Além da mobilização da sociedade em favor dos excluídos, com a coleta de donativos e ações de solidariedade, o movimento liderado por Betinho trabalhou para colocar a fome a e miséria na agenda política do País. “A fome e a miséria terão que estar em todos os debates, palanques e comícios”, afirmava ele.
“O caminho para solucionar o problema de 32 milhões de brasileiros que vivem na indigência está na formação desses comitês autônomos, suprapartidários (…) acho que a solidariedade irá mudar os rumos do país (…) Nós sempre tivemos as ações do movimento pautadas no emergencial e no estrutural. Quer dizer, precisamos dar comida e gerar empregos para tirar 32 milhões de brasileiros da indigência”, explicou Betinho em entrevista ao jornal Tribuna Metalúrgica, em dezembro de 1993.
A campanha de Betinho estreitou os laços do sociólogo com o então presidente nacional do PT, Luiz Inácio Lula da Silva, que em fevereiro de 1993 havia apresentado ao presidente da República, Itamar Franco, uma proposta de Política Nacional de Segurança Alimentar. Da proposta de Lula a Itamar surgiria a Comissão Especial de Combate à Fome, criada em meados de 1993 pelo governo federal, articulando todos os ministérios e com um orçamento de US$ 21 bilhões.
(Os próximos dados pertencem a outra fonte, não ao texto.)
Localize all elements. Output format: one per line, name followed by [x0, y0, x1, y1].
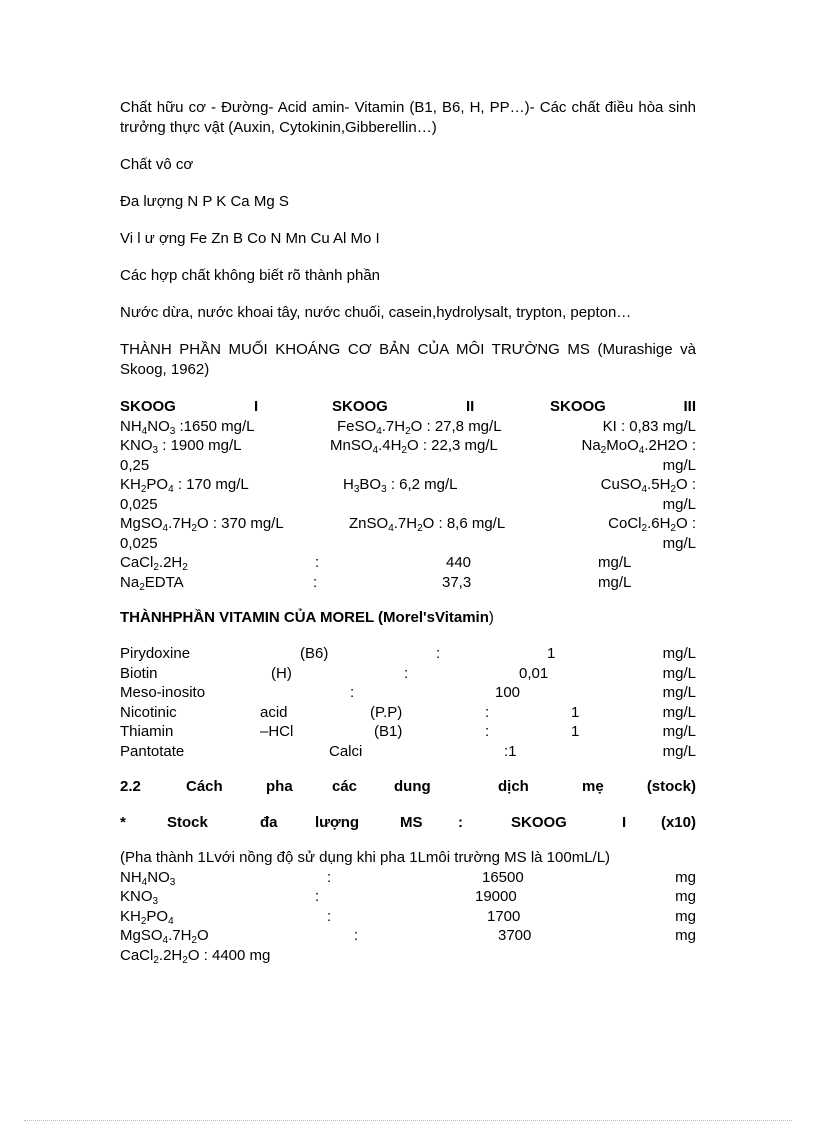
formula-h3bo3: $H_3BO_3$ : 6,2 mg/L: [343, 476, 458, 495]
skoog-row-2-wrap: [120, 456, 696, 476]
vitamin-row: Pirydoxine (B6) : 1 mg/L: [120, 645, 696, 662]
vitamin-title: THÀNHPHẦN VITAMIN CỦA MOREL (Morel'sVitamin): [120, 609, 494, 626]
page-footer-divider: [24, 1120, 792, 1121]
paragraph-natural: Nước dừa, nước khoai tây, nước chuối, casein,hydrolysalt, trypton, pepton…: [120, 304, 632, 321]
unit-na2moo4: mg/L: [662, 456, 696, 474]
paragraph-unknown: Các hợp chất không biết rõ thành phần: [120, 267, 381, 284]
formula-mnso4: $MnSO_4.4H_2O$ : 22,3 mg/L: [330, 437, 498, 456]
vitamin-row: Biotin (H) : 0,01 mg/L: [120, 664, 696, 682]
skoog-table: [120, 397, 696, 592]
formula-cacl2: $CaCl_2.2H_2$: [120, 554, 188, 573]
vitamin-row: Meso-inosito : 100 mg/L: [120, 684, 696, 701]
unit-na2edta: mg/L: [598, 573, 632, 591]
skoog-row-3: [120, 475, 696, 495]
skoog-header-1: SKOOG: [120, 398, 176, 415]
skoog-row-4: [120, 514, 696, 534]
document-page: [120, 98, 696, 965]
skoog-header-3-num: III: [683, 398, 696, 415]
vitamin-row: Nicotinic acid (P.P) : 1 mg/L: [120, 703, 696, 721]
skoog-header: [120, 397, 696, 417]
skoog-row-2: [120, 436, 696, 456]
paragraph-inorganic: Chất vô cơ: [120, 156, 194, 173]
formula-znso4: $ZnSO_4.7H_2O$ : 8,6 mg/L: [349, 515, 506, 534]
vitamin-table: [120, 644, 696, 761]
formula-cocl2: $CoCl_2.6H_2O$ :: [608, 515, 696, 534]
vitamin-row: Pantotate Calci :1 mg/L: [120, 742, 696, 760]
stock-row-nh4no3: $NH_4NO_3$ : 16500 mg: [120, 868, 696, 888]
value-cocl2: 0,025: [120, 534, 158, 552]
paragraph-micro: Vi l ư ợng Fe Zn B Co N Mn Cu Al Mo I: [120, 230, 380, 247]
stock-row-cacl2: $CaCl_2.2H_2O$ : 4400 mg: [120, 946, 271, 966]
colon: :: [315, 554, 320, 571]
formula-ki: KI : 0,83 mg/L: [602, 417, 696, 435]
formula-kh2po4: $KH_2PO_4$ : 170 mg/L: [120, 476, 249, 495]
colon: :: [313, 573, 318, 591]
unit-cuso4: mg/L: [662, 495, 696, 513]
formula-mgso4: $MgSO_4.7H_2O$ : 370 mg/L: [120, 515, 284, 534]
formula-nh4no3: $NH_4NO_3$ :1650 mg/L: [120, 417, 255, 437]
stock-row-mgso4: $MgSO_4.7H_2O$ : 3700 mg: [120, 927, 696, 946]
paragraph-organic: Chất hữu cơ - Đường- Acid amin- Vitamin (B1, B6, H, PP…)- Các chất điều hòa sinh trưởng thực vật (Auxin, Cytokinin,Gibberellin…): [120, 99, 696, 136]
stock-row-kno3: $KNO_3$ : 19000 mg: [120, 888, 696, 907]
skoog-row-3-wrap: [120, 495, 696, 515]
skoog-header-2-num: II: [466, 398, 475, 415]
skoog-header-3: SKOOG: [550, 398, 606, 415]
value-na2edta: 37,3: [442, 573, 472, 591]
paragraph-macro: Đa lượng N P K Ca Mg S: [120, 193, 289, 210]
formula-na2moo4: $Na_2MoO_4.2H2O$ :: [581, 437, 696, 456]
value-cuso4: 0,025: [120, 495, 158, 513]
skoog-row-4-wrap: [120, 534, 696, 554]
stock-note: (Pha thành 1Lvới nồng độ sử dụng khi pha 1Lmôi trường MS là 100mL/L): [120, 849, 611, 866]
unit-cacl2: mg/L: [598, 554, 632, 571]
value-cacl2: 440: [446, 554, 472, 571]
stock-heading: * Stock đa lượng MS : SKOOG I (x10): [120, 813, 696, 831]
ms-title: THÀNH PHẦN MUỐI KHOÁNG CƠ BẢN CỦA MÔI TRƯỜNG MS (Murashige và Skoog, 1962): [120, 341, 696, 378]
formula-na2edta: $Na_2EDTA$: [120, 573, 184, 593]
skoog-row-5: [120, 553, 696, 573]
value-na2moo4: 0,25: [120, 456, 150, 474]
formula-kno3: $KNO_3$ : 1900 mg/L: [120, 437, 242, 456]
formula-cuso4: $CuSO_4.5H_2O$ :: [600, 476, 696, 495]
unit-cocl2: mg/L: [662, 534, 696, 552]
vitamin-row: Thiamin –HCl (B1) : 1 mg/L: [120, 723, 696, 740]
section-heading-2-2: 2.2 Cách pha các dung dịch mẹ (stock): [120, 778, 696, 795]
skoog-row-6: [120, 573, 696, 593]
stock-row-kh2po4: $KH_2PO_4$ : 1700 mg: [120, 907, 696, 927]
skoog-row-1: [120, 417, 696, 437]
skoog-header-2: SKOOG: [332, 398, 388, 415]
skoog-header-1-num: I: [254, 398, 259, 415]
formula-feso4: $FeSO_4.7H_2O$ : 27,8 mg/L: [337, 417, 502, 437]
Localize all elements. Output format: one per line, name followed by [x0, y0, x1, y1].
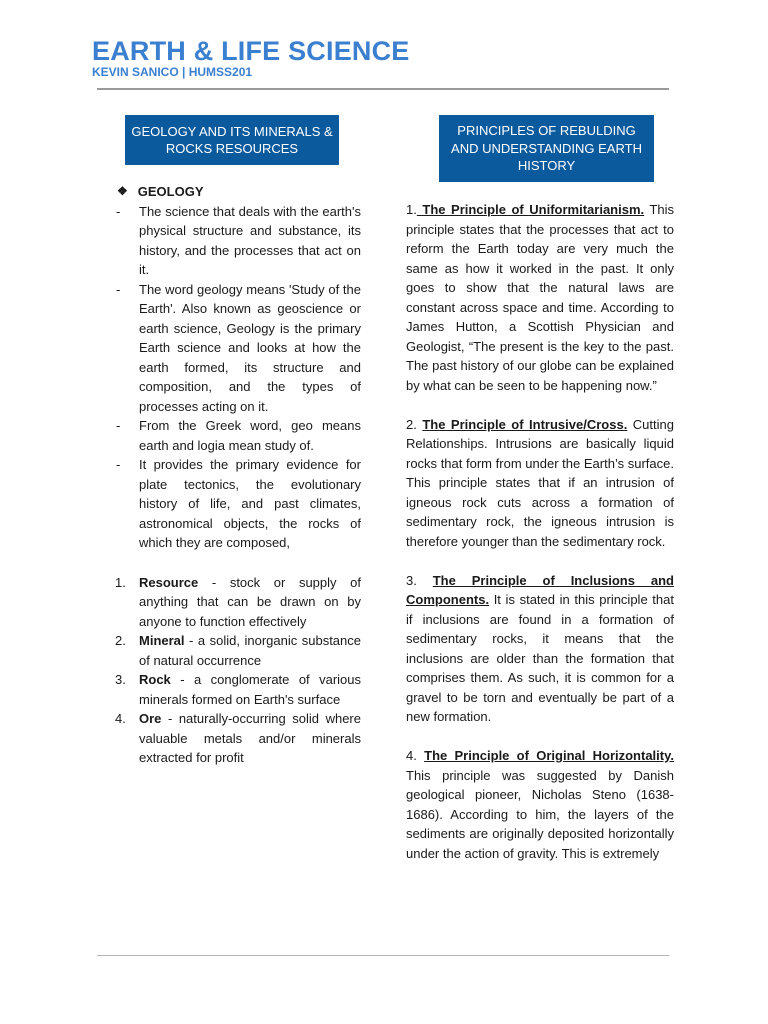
right-section-header-label: PRINCIPLES OF REBULDING AND UNDERSTANDING EARTH HISTORY [451, 123, 642, 174]
principle-title: The Principle of Inclusions and Components. [406, 572, 674, 607]
principle-title: The Principle of Original Horizontality. [424, 748, 674, 763]
term-label: Rock [139, 672, 171, 687]
geology-bullet-list [113, 202, 361, 553]
term-label: Mineral [139, 633, 185, 648]
list-item: - The word geology means 'Study of the Earth'. Also known as geoscience or earth science, Geology is the primary Earth science and looks at how the earth formed, its structure and composition, and the types of processes acting on it. [116, 281, 361, 414]
list-item: 4. Ore - naturally-occurring solid where valuable metals and/or minerals extracted for profit [115, 711, 361, 765]
list-item: 1. Resource - stock or supply of anything that can be drawn on by anyone to function effectively [115, 574, 361, 629]
document-title: EARTH & LIFE SCIENCE [92, 36, 410, 66]
term-label: Resource [139, 574, 199, 590]
list-item: 3. Rock - a conglomerate of various minerals formed on Earth's surface [115, 672, 361, 707]
diamond-bullet-icon: ❖ [117, 184, 128, 198]
list-item: - It provides the primary evidence for plate tectonics, the evolutionary history of life, and past climates, astronomical objects, the rocks of which they are composed, [116, 457, 361, 550]
term-label: Ore [139, 711, 162, 726]
principle-paragraph: 1. The Principle of Uniformitarianism. This principle states that the processes that act to reform the Earth today are very much the same as how it worked in the past. It only goes to show that the natural laws are constant across space and time. According to James Hutton, a Scottish Physician and Geologist, “The present is the key to the past. The past history of our globe can be explained by what can be seen to be happening now.” [406, 202, 675, 393]
geology-heading [117, 182, 361, 202]
principle-paragraph: 3. The Principle of Inclusions and Components. It is stated in this principle that if inclusions are found in a formation of sedimentary rocks, it means that the inclusions are older than the formation that comprises them. As such, it is common for a gravel to be torn and eventually be part of a new formation. [406, 572, 674, 724]
geology-heading-label: GEOLOGY [137, 184, 204, 199]
principle-title: The Principle of Intrusive/Cross. [422, 416, 628, 432]
list-item: - The science that deals with the earth's physical structure and substance, its history, and the processes that act on it. [116, 203, 361, 277]
right-column [406, 200, 674, 883]
left-section-header [125, 115, 339, 165]
header-divider [97, 88, 669, 90]
list-item: - From the Greek word, geo means earth and logia mean study of. [116, 418, 361, 453]
author-line: KEVIN SANICO | HUMSS201 [92, 65, 253, 79]
principle-paragraph: 4. The Principle of Original Horizontality. This principle was suggested by Danish geological pioneer, Nicholas Steno (1638-1686). According to him, the layers of the sediments are originally deposited horizontally under the action of gravity. This is extremely [406, 748, 674, 861]
left-column [113, 182, 361, 768]
principle-title: The Principle of Uniformitarianism. [416, 202, 645, 217]
left-section-header-label: GEOLOGY AND ITS MINERALS & ROCKS RESOURCES [131, 123, 333, 156]
right-section-header [439, 115, 654, 182]
footer-divider [97, 955, 669, 956]
principle-paragraph: 2. The Principle of Intrusive/Cross. Cutting Relationships. Intrusions are basically liquid rocks that form from under the Earth’s surface. This principle states that if an intrusion of igneous rock cuts across a formation of sedimentary rock, the igneous intrusion is therefore younger than the sedimentary rock. [406, 416, 674, 549]
list-item: 2. Mineral - a solid, inorganic substance of natural occurrence [115, 633, 361, 668]
terms-list [113, 573, 361, 768]
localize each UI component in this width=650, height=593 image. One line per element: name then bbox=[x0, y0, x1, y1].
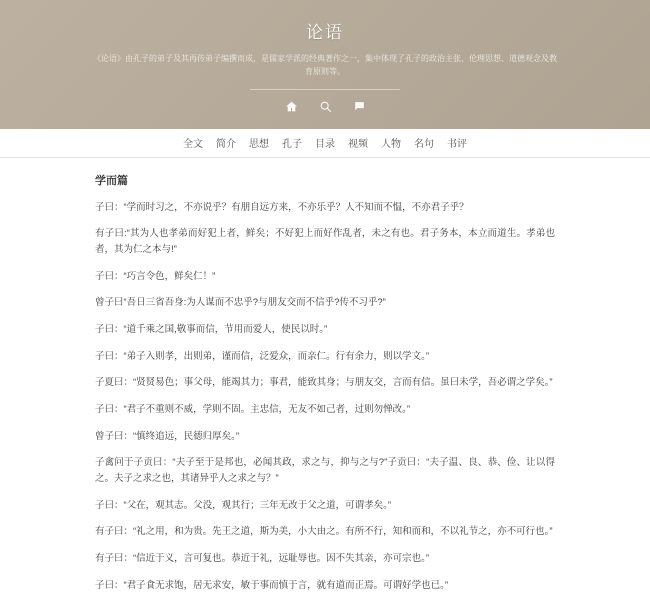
paragraph: 子曰：“父在，观其志。父没，观其行；三年无改于父之道，可谓孝矣。” bbox=[95, 499, 392, 511]
paragraph: 子曰：“学而时习之，不亦说乎？有朋自远方来，不亦乐乎？人不知而不愠，不亦君子乎？ bbox=[95, 201, 469, 213]
paragraph: 子曰：“弟子入则孝，出则弟，谨而信，泛爱众，而亲仁。行有余力，则以学文。” bbox=[95, 350, 430, 362]
paragraph: 有子曰：“信近于义，言可复也。恭近于礼，远耻辱也。因不失其亲，亦可宗也。” bbox=[95, 553, 430, 564]
paragraph: 子曰：“巧言令色，鲜矣仁！” bbox=[95, 270, 216, 282]
nav-item-jianjie[interactable]: 简介 bbox=[216, 139, 236, 151]
nav-item-shipin[interactable]: 视频 bbox=[348, 139, 368, 151]
paragraph: 子夏曰：“贤贤易色；事父母，能竭其力；事君，能致其身；与朋友交，言而有信。虽曰未学，吾必谓之学矣。” bbox=[95, 377, 553, 389]
paragraph: 子曰：“君子不重则不威，学则不固。主忠信，无友不如己者，过则勿惮改。” bbox=[95, 403, 411, 415]
paragraph: 曾子曰：“慎终追远，民德归厚矣。” bbox=[95, 430, 240, 442]
page-title: 论语 bbox=[306, 23, 344, 42]
nav-item-renwu[interactable]: 人物 bbox=[381, 139, 401, 151]
nav-item-shuping[interactable]: 书评 bbox=[447, 139, 467, 151]
chapter-title: 学而篇 bbox=[95, 174, 128, 187]
paragraph: 子曰：“君子食无求饱，居无求安，敏于事而慎于言，就有道而正焉。可谓好学也已。” bbox=[95, 579, 449, 591]
paragraph: 子曰：“道千乘之国,敬事而信，节用而爱人，使民以时。” bbox=[95, 323, 328, 335]
paragraph: 曾子曰“吾日三省吾身:为人谋而不忠乎?与朋友交而不信乎?传不习乎?” bbox=[95, 297, 386, 309]
main-navigation bbox=[0, 129, 650, 158]
nav-list bbox=[183, 135, 467, 150]
nav-item-mulu[interactable]: 目录 bbox=[315, 139, 335, 151]
paragraph: 子禽问于子贡曰：“夫子至于是邦也，必闻其政，求之与，抑与之与?”子贡曰：“夫子温、良、恭、俭、让以得之。夫子之求之也，其诸异乎人之求之与？” bbox=[95, 457, 555, 484]
comment-icon[interactable] bbox=[351, 99, 367, 115]
hero-icon-bar bbox=[0, 99, 650, 115]
paragraph: 有子曰:“其为人也孝弟而好犯上者，鲜矣；不好犯上而好作乱者，未之有也。君子务本，本立而道生。孝弟也者，其为仁之本与!” bbox=[95, 228, 555, 255]
nav-item-quanwen[interactable]: 全文 bbox=[183, 139, 203, 151]
hero-banner bbox=[0, 0, 650, 129]
paragraph: 有子曰：“礼之用，和为贵。先王之道，斯为美，小大由之。有所不行，知和而和，不以礼节之，亦不可行也。” bbox=[95, 526, 553, 538]
nav-item-sixiang[interactable]: 思想 bbox=[249, 139, 269, 151]
hero-divider bbox=[250, 89, 400, 90]
nav-item-mingju[interactable]: 名句 bbox=[414, 139, 434, 151]
nav-item-kongzi[interactable]: 孔子 bbox=[282, 139, 302, 151]
search-icon[interactable] bbox=[317, 99, 333, 115]
hero-description: 《论语》由孔子的弟子及其再传弟子编撰而成，是儒家学派的经典著作之一，集中体现了孔子的政治主张、伦理思想、道德观念及教育原则等。 bbox=[93, 54, 557, 76]
document-content bbox=[0, 158, 650, 593]
home-icon[interactable] bbox=[283, 99, 299, 115]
Betinho era o nome natural para coordenar esses esforços, por sua trajetória, pela importância alcançada pela Ação da Cidadania pelos e estudos que levaram à elaboração do primeiro “Mapa da Fome”— que apontava a existência de 32 milhões de famintos no Brasil. E assim, Betinho foi nomeado presidente da Comissão Especial de Combate à Fome e acabaria se consagrando como um símbolo da disposição da maioria da sociedade brasileira para acabar com a fome.
Essa mobilização, posta em ponto morto durante os governos tucanos, voltaria a inspirar uma política pública prioritária em 2003, com a posse de Lula na Presidência da República. É dessa época a criação do Programa Fome Zero, do governo federal, o embrião do Bolsa Família, que já tirou quase 40 milhões de brasileiros da miséria. Só em 2015, o orçamento do programa foi de R$ 27,1 bilhões, atendendo a 14 milhões de famílias.
Em 1986 Betinho descobriu ter contraído o vírus da AIDS em uma das transfusões de sangue a que era obrigado a se submeter periodicamente devido à hemofilia. Em sua vida pública esse fato repercutiu na criação de movimentos de defesa dos direitos dos portadores do vírus. A morte de Henfil e Chico Mário, seus irmãos, em 1988, e sua serenidade em falar das infecções decorrentes da AIDS, contribuíram para que a sociedade brasileira começasse a olhar o problema com menos preconceito — ao ser descoberta, no início dos anos 80, a AIDS era uma síndrome associada à promiscuidade sexual , especialmente de homossexuais.
Betinho era novamente um símbolo – desta vez, da luta contra a doença que acabaria por mata-lo, em 1997.